Teachers all over the city, all over the state, and all over the country are stressed out almost as a matter of course. This is because everyone wonders about the ratings, the ones on which their jobs depend. Sheri Lederman's lawsuit brings this some attention, but not nearly what it merits. As Governor Cuomo and the editorial pages blather on about getting tough with teachers, it seems like nothing more than a diversion so no one looks too closely about the hedge funders and billionaires who've bought them off.

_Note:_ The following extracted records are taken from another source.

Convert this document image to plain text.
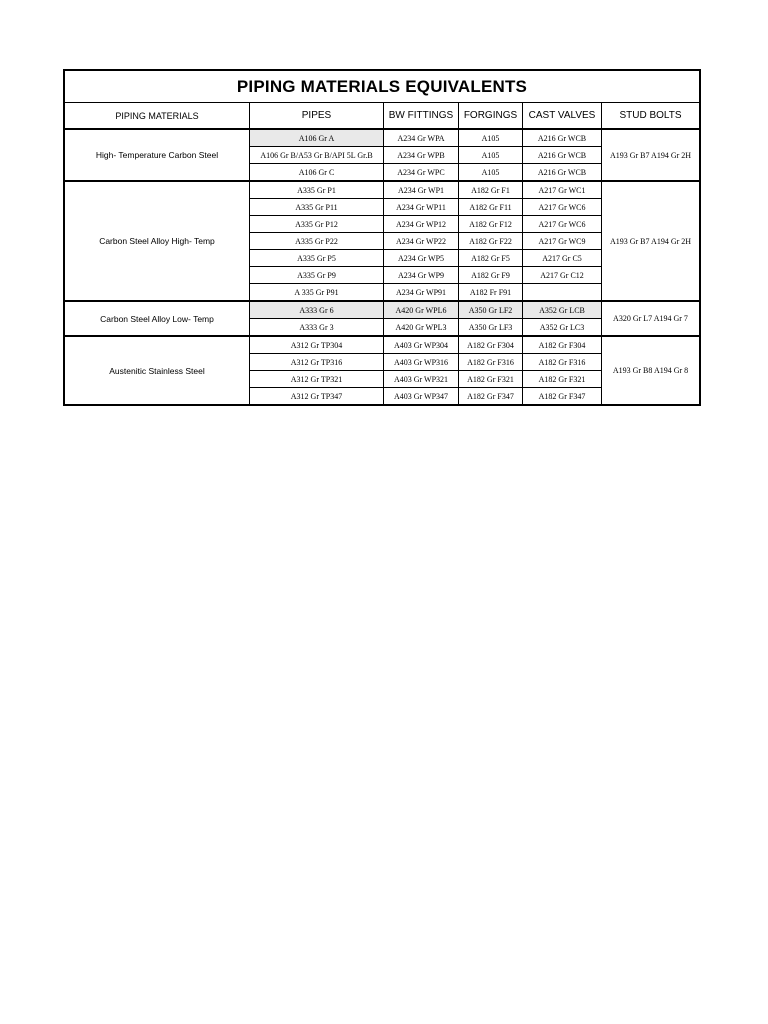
PIPING MATERIALS EQUIVALENTS					
PIPING MATERIALS	PIPES	BW FITTINGS	FORGINGS	CAST VALVES	STUD BOLTS
High- Temperature Carbon Steel	A106 Gr A	A234 Gr WPA	A105	A216 Gr WCB	A193 Gr B7 A194 Gr 2H
	A106 Gr B/A53 Gr B/API 5L Gr.B	A234 Gr WPB	A105	A216 Gr WCB	
	A106 Gr C	A234 Gr WPC	A105	A216 Gr WCB	
Carbon Steel Alloy High- Temp	A335 Gr P1	A234 Gr WP1	A182 Gr F1	A217 Gr WC1	A193 Gr B7 A194 Gr 2H
	A335 Gr P11	A234 Gr WP11	A182 Gr F11	A217 Gr WC6	
	A335 Gr P12	A234 Gr WP12	A182 Gr F12	A217 Gr WC6	
	A335 Gr P22	A234 Gr WP22	A182 Gr F22	A217 Gr WC9	
	A335 Gr P5	A234 Gr WP5	A182 Gr F5	A217 Gr C5	
	A335 Gr P9	A234 Gr WP9	A182 Gr F9	A217 Gr C12	
	A 335 Gr P91	A234 Gr WP91	A182 Fr F91		
Carbon Steel Alloy Low- Temp	A333 Gr 6	A420 Gr WPL6	A350 Gr LF2	A352 Gr LCB	A320 Gr L7 A194 Gr 7
	A333 Gr 3	A420 Gr WPL3	A350 Gr LF3	A352 Gr LC3	
Austenitic Stainless Steel	A312 Gr TP304	A403 Gr WP304	A182 Gr F304	A182 Gr F304	A193 Gr B8 A194 Gr 8
	A312 Gr TP316	A403 Gr WP316	A182 Gr F316	A182 Gr F316	
	A312 Gr TP321	A403 Gr WP321	A182 Gr F321	A182 Gr F321	
	A312 Gr TP347	A403 Gr WP347	A182 Gr F347	A182 Gr F347	
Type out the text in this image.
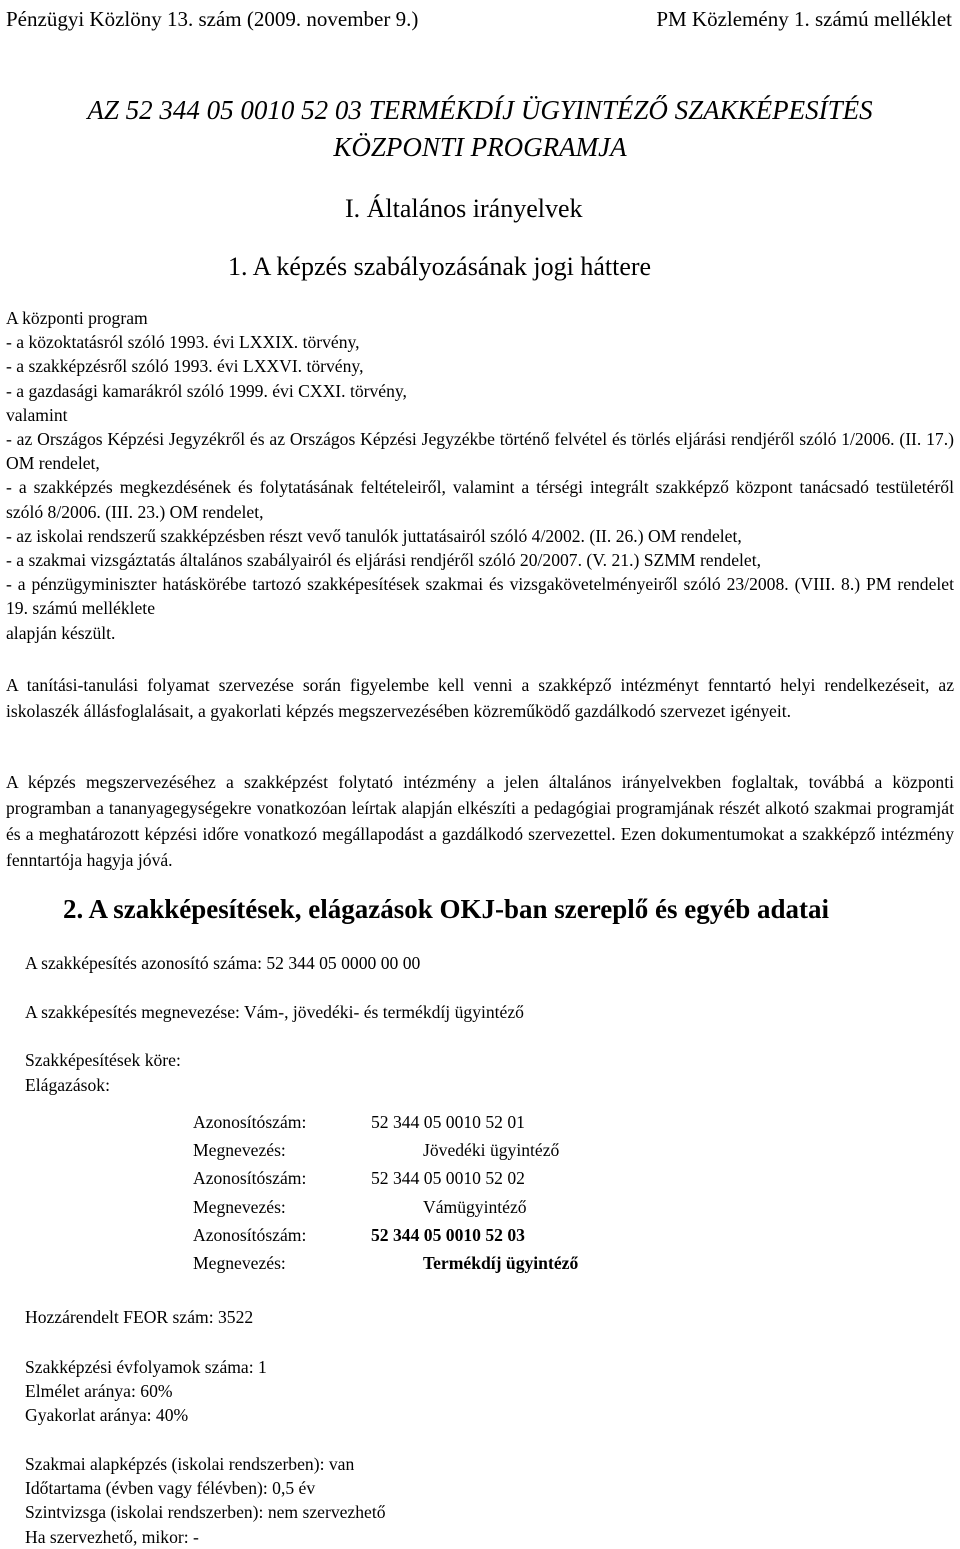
Pénzügyi Közlöny 13. szám (2009. november 9.)	PM Közlemény 1. számú melléklet
AZ 52 344 05 0010 52 03 TERMÉKDÍJ ÜGYINTÉZŐ SZAKKÉPESÍTÉS
KÖZPONTI PROGRAMJA
I. Általános irányelvek
1. A képzés szabályozásának jogi háttere

A központi program

- a közoktatásról szóló 1993. évi LXXIX. törvény,

- a szakképzésről szóló 1993. évi LXXVI. törvény,

- a gazdasági kamarákról szóló 1999. évi CXXI. törvény,

valamint

- az Országos Képzési Jegyzékről és az Országos Képzési Jegyzékbe történő felvétel és törlés eljárási rendjéről szóló 1/2006. (II. 17.) OM rendelet,

- a szakképzés megkezdésének és folytatásának feltételeiről, valamint a térségi integrált szakképző központ tanácsadó testületéről szóló 8/2006. (III. 23.) OM rendelet,

- az iskolai rendszerű szakképzésben részt vevő tanulók juttatásairól szóló 4/2002. (II. 26.) OM rendelet,

- a szakmai vizsgáztatás általános szabályairól és eljárási rendjéről szóló 20/2007. (V. 21.) SZMM rendelet,

- a pénzügyminiszter hatáskörébe tartozó szakképesítések szakmai és vizsgakövetelményeiről szóló 23/2008. (VIII. 8.) PM rendelet 19. számú melléklete

alapján készült.

A tanítási-tanulási folyamat szervezése során figyelembe kell venni a szakképző intézményt fenntartó helyi rendelkezéseit, az iskolaszék állásfoglalásait, a gyakorlati képzés megszervezésében közreműködő gazdálkodó szervezet igényeit.
A képzés megszervezéséhez a szakképzést folytató intézmény a jelen általános irányelvekben foglaltak, továbbá a központi programban a tananyagegységekre vonatkozóan leírtak alapján elkészíti a pedagógiai programjának részét alkotó szakmai programját és a meghatározott képzési időre vonatkozó megállapodást a gazdálkodó szervezettel. Ezen dokumentumokat a szakképző intézmény fenntartója hagyja jóvá.
2. A szakképesítések, elágazások OKJ-ban szereplő és egyéb adatai
A szakképesítés azonosító száma: 52 344 05 0000 00 00
A szakképesítés megnevezése: Vám-, jövedéki- és termékdíj ügyintéző
Szakképesítések köre:
Elágazások:
Azonosítószám:	52 344 05 0010 52 01
Megnevezés:	Jövedéki ügyintéző
Azonosítószám:	52 344 05 0010 52 02
Megnevezés:	Vámügyintéző
Azonosítószám:	52 344 05 0010 52 03
Megnevezés:	Termékdíj ügyintéző
Hozzárendelt FEOR szám: 3522

Szakképzési évfolyamok száma: 1

Elmélet aránya: 60%

Gyakorlat aránya: 40%

Szakmai alapképzés (iskolai rendszerben): van

Időtartama (évben vagy félévben): 0,5 év

Szintvizsga (iskolai rendszerben): nem szervezhető

Ha szervezhető, mikor: -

UFT leadership sold us this bill of goods. I don't know how many meetings I've been to in which I've heard that this was an improvement. Before, I'd hear, the principal could just say you suck and you'd get a U rating. That wasn't as big a deal, I'd argue, and everyone would scoff. But it wasn't, because burden of proof was still on the DOE to establish you were incompetent, or unfit, or whatever. Now, if the UFT rat squad determines you suck, the burden of proof is on you, the teacher. And it doesn't get any better under the Heavy Hearts plan.
At one meeting, a District Rep. whose name I do not recall got very testy with me when I referred to VAM as junk science, a concept accepted by both Diane Ravitch and the American Statistical Asssociation. He said he'd be happy if his principal's negative determination were contradicted by the junk science. What he didn't say, what with the test score rating being essentially a crap shoot, was that the teacher well-rated by a principal and dragged down by junk science was also a possibility. Essentially, this UFT employee was endorsing tying our jobs to a crap shoot.
Unfortunately, the case of Shari Lederman shows that to be true. This is a woman whose principal very much liked and supported her, but because of low VAM scores got rated ineffective. Lest anyone think this is an extreme and unusual case, just this week I met two teachers in the same situation. One was a chapter leader from a small school who got an excellent rating from her principal. Another was a young teacher who got a good rating, but whose MOSL numbers were abysmal. If I happen to meet two such people in one week, how many are in the state? I'd argue that one is already too many.
In our high-performing school, our MOSL committee decided to share the joy rather than have individual teachers rise and fall on the basis of junk science. As our grades are generally OK this seemed to work. Almost everyone in our building got scores of 16 on both state and local measures. I got a 15 on state measures, though, and I hear some people did marginally better or worse. I have no idea whatsoever why that is.
What sort of system is it in which virtually no one understands how scores are calculated? What sort of system is it in which scores are meaningless but a person's job could hang in the balance?
And here's the thing--in a building like mine, in which junk science scores are almost uniform, people can still get bad ratings. Are they merited? I can't really say, not having seen the lessons and not having total confidence in the magical Danielson Framework. I don't believe rubrics translate to fairness. I don't believe personal prejudices are overcome by a system that assigns a 1-4 rating for various aspects, and I don't believe a computer calculation takes ratings out of the hands of anyone.
If you have a supervisor who really doesn't like you, threes become twos, twos become ones, you become developing or ineffective, and your morale is in the toilet. Is the UFT rat squad a check against this? If you're rated developing, it's not a factor. If you're rated ineffective, you have to depend on the kindness of rat squads, not a prospect I'd much relish. And as far as I can tell, the Heavy Hearts plan won't even afford you that option. Burden of proof will be on you, and there won't be any rat squad to turn a thumb up and declare otherwise.
This is not an effort to identify good and bad teachers. It's a witch hunt to divert attention from why kids really have issues in schools. For one, think poverty, which Gates won't address, and bought-and-paid-for politicians do virtually nothing to mitigate.